Show Posts
Pure math is reasoning
What do you know about math? if you know how to solve a key by using pure math, then this is for you if you know things.We have 4 points and 4 scalar, 3 points are unknown but they do relate to all 4 scalar keys. Can you point out a hint as to how we can solve any of the 3 points?
Here are our 3 points
Code:
P1=
03f4bef7834ec36e40f1c007a4c27c2f7d2ded709fda3333fdd5801625736ed152
P2=
03389523df912b20e7f5b2223f50a3e074551d3859487701d9e6297b950c9a78ea
P3=
032b0d9abd02f210631ca0fdf138a19c6725f6b67f2dba6c22bf181c73e81abd08
Code:
A1=
0x1c16e0f93f27c98dfa5
A2=
0x3f6feeff01e9e8d265
A3=
0x181fe2094f092b00d40
A4=
0x200ddfe92f46681b20a
Here is the trick, A1, A2 and A3 point to different public keys, however if we subtract A1-1 from P1, subtract A2-1 from P2 and add the results, we would get 2, which means P1 and P2 are close they are also close to P3 because half of A4 subtracted from P1 equals half of P3. This is pure math, but how can we solve any of the 3 points while we only have A4 and why A1, A2 and A3 behave similar to our 3 points? They are in close range with each other but where are they exactly?
Pure math is reasoning
What do you know about math? if you know how to solve a key by using pure math, then this is for you if you know things.We have 4 points and 4 scalar, 3 points are unknown but they do relate to all 4 scalar keys. Can you point out a hint as to how we can solve any of the 3 points?
Here are our 3 points
Code:
P1=
03f4bef7834ec36e40f1c007a4c27c2f7d2ded709fda3333fdd5801625736ed152
P2=
03389523df912b20e7f5b2223f50a3e074551d3859487701d9e6297b950c9a78ea
P3=
032b0d9abd02f210631ca0fdf138a19c6725f6b67f2dba6c22bf181c73e81abd08
Code:
A1=
0x1c16e0f93f27c98dfa5
A2=
0x3f6feeff01e9e8d265
A3=
0x181fe2094f092b00d40
A4=
0x200ddfe92f46681b20a
Here is the trick, A1, A2 and A3 point to different public keys, however if we subtract A1-1 from P1, subtract A2-1 from P2 and add the results, we would get 2, which means P1 and P2 are close they are also close to P3 because half of A4 subtracted from P1 equals half of P3. This is pure math, but how can we solve any of the 3 points while we only have A4 and why A1, A2 and A3 behave similar to our 3 points? They are in close range with each other but where are they exactly?
It seems you're dealing with elliptic curve cryptography (ECC) where you have points on a curve and scalar multiplication operations.
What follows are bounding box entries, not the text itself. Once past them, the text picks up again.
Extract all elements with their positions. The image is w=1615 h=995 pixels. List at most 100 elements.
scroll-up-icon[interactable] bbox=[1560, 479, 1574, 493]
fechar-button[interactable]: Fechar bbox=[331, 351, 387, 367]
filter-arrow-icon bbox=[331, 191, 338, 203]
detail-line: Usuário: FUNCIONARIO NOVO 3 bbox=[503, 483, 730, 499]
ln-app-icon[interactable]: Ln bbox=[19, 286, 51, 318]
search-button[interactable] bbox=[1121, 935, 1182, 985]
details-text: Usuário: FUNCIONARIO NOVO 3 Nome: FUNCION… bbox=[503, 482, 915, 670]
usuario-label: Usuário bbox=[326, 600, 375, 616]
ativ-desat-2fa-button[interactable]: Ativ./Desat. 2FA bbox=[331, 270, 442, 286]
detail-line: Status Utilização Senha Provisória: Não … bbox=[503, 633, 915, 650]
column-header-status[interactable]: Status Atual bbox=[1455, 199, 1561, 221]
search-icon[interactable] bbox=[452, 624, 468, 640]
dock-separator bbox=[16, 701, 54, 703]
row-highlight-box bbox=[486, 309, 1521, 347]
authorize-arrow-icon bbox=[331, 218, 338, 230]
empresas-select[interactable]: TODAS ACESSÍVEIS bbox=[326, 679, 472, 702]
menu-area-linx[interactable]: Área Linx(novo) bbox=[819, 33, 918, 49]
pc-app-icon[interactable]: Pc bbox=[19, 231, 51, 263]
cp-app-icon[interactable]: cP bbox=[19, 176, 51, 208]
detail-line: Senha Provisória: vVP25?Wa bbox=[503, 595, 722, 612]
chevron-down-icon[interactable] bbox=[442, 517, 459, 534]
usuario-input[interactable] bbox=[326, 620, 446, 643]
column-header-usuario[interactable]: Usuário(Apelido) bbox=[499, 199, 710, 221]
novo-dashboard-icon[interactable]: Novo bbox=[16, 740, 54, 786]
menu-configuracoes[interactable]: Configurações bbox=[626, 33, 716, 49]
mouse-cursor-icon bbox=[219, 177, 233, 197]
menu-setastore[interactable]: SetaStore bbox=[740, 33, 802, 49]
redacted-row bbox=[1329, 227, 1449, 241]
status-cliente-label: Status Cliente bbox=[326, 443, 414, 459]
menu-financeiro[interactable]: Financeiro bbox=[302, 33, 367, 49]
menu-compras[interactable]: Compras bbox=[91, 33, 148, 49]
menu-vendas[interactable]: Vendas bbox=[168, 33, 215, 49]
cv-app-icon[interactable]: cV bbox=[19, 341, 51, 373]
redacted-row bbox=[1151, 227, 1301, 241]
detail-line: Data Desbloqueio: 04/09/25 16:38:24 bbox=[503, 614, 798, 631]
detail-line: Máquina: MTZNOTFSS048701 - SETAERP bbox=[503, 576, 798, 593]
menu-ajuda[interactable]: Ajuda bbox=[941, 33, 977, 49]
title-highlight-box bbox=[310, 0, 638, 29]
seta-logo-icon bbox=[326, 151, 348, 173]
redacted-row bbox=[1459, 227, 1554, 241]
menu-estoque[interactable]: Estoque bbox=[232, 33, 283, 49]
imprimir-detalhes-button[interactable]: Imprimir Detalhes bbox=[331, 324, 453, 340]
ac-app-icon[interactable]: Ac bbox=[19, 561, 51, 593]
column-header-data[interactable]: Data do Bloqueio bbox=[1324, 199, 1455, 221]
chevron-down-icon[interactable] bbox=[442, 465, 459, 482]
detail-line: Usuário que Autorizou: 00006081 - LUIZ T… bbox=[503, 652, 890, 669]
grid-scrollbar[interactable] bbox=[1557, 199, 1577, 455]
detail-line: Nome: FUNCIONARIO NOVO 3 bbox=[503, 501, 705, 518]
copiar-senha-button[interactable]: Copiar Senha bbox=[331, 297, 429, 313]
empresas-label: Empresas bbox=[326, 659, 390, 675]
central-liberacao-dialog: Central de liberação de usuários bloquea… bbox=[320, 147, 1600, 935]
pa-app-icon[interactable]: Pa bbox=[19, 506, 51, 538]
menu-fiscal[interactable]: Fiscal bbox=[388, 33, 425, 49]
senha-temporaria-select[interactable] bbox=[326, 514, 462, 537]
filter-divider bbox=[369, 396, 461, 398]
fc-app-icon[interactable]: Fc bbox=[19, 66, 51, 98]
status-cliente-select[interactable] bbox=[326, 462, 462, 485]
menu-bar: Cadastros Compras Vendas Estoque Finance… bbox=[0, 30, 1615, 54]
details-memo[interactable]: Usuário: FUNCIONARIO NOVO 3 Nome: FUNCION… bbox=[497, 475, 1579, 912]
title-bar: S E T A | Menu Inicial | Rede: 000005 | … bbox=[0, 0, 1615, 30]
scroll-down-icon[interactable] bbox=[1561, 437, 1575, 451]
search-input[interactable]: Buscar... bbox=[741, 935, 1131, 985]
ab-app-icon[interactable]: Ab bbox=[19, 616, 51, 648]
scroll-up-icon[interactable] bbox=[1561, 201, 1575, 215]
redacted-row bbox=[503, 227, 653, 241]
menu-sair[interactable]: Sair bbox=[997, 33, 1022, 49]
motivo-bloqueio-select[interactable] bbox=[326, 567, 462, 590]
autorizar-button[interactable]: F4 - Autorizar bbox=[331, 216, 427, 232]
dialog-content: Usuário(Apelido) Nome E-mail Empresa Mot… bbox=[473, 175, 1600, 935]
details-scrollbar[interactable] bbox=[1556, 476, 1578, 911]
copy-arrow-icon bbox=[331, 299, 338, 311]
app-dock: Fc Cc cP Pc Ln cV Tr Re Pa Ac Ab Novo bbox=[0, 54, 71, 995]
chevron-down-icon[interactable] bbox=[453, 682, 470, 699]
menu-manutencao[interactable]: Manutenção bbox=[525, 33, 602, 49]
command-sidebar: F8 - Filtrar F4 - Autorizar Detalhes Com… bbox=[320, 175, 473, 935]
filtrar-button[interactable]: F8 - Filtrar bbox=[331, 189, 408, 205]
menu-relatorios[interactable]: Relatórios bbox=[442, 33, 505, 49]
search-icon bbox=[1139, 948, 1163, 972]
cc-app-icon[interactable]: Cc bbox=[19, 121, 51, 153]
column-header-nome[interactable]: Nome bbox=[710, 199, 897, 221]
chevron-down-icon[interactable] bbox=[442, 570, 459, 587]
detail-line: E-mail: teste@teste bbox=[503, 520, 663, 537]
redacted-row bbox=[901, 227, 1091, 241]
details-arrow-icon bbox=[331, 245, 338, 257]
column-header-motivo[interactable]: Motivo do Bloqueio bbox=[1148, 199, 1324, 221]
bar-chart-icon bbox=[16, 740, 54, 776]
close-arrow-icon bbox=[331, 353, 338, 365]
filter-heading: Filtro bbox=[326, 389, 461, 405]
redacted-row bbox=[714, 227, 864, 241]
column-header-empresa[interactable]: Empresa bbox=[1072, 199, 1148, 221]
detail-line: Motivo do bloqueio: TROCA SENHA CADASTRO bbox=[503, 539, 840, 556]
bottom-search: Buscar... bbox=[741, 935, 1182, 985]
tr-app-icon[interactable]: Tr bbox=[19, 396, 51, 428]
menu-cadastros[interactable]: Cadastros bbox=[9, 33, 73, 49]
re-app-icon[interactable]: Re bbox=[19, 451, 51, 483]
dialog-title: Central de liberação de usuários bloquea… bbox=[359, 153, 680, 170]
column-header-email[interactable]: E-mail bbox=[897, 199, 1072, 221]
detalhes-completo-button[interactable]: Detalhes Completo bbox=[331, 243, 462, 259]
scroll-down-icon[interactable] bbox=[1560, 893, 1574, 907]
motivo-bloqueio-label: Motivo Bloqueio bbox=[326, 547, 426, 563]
From your provided information, you have points P1, P2, and P3, as well as scalars A1, A2, A3, and A4.
Your hint suggests that A1, A2, and A3 are related to P1, P2, and P3 respectively, in a way that when you subtract 1 from each scalar and subtract that from its corresponding point, adding the results gives you 2. This indicates that P1, P2, and P3 are likely related to A1-1, A2-1, and A3-1 respectively in some manner.
The relationship between P1, P2, and P3 is also given in terms of scalar operations involving A4. From the relationships provided:
P1 + P2 = A4:
If you add point P1 and point P2 together on the elliptic curve, you get the point A4.
P2 - P1 = P3:
If you subtract point P1 from point P2 on the elliptic curve, you get the point P3.
P3 - A4 = 2P2:
If you subtract point A4 from point P3 on the elliptic curve, you get twice the value of point P2.
P1 - (A4 / 2) = (P3 / 2):
If you subtract half of the value of A4 from point P1 on the elliptic curve, you get half of point P3.
Given only A4 and these relationships, it's possible to find the coordinates of at least one of the points P1, P2, or P3 by performing scalar operations with A4.
To find the exact coordinates of the points P1, P2, and P3, you can use scalar multiplication operations on a known base point on the elliptic curve, which is usually provided in ECC. By performing scalar multiplication operations with A4 and using the provided relationships, you can compute the coordinates of at least one of the points. Once you have the coordinates of one point, you can use the relationships between the points to deduce the coordinates of the others.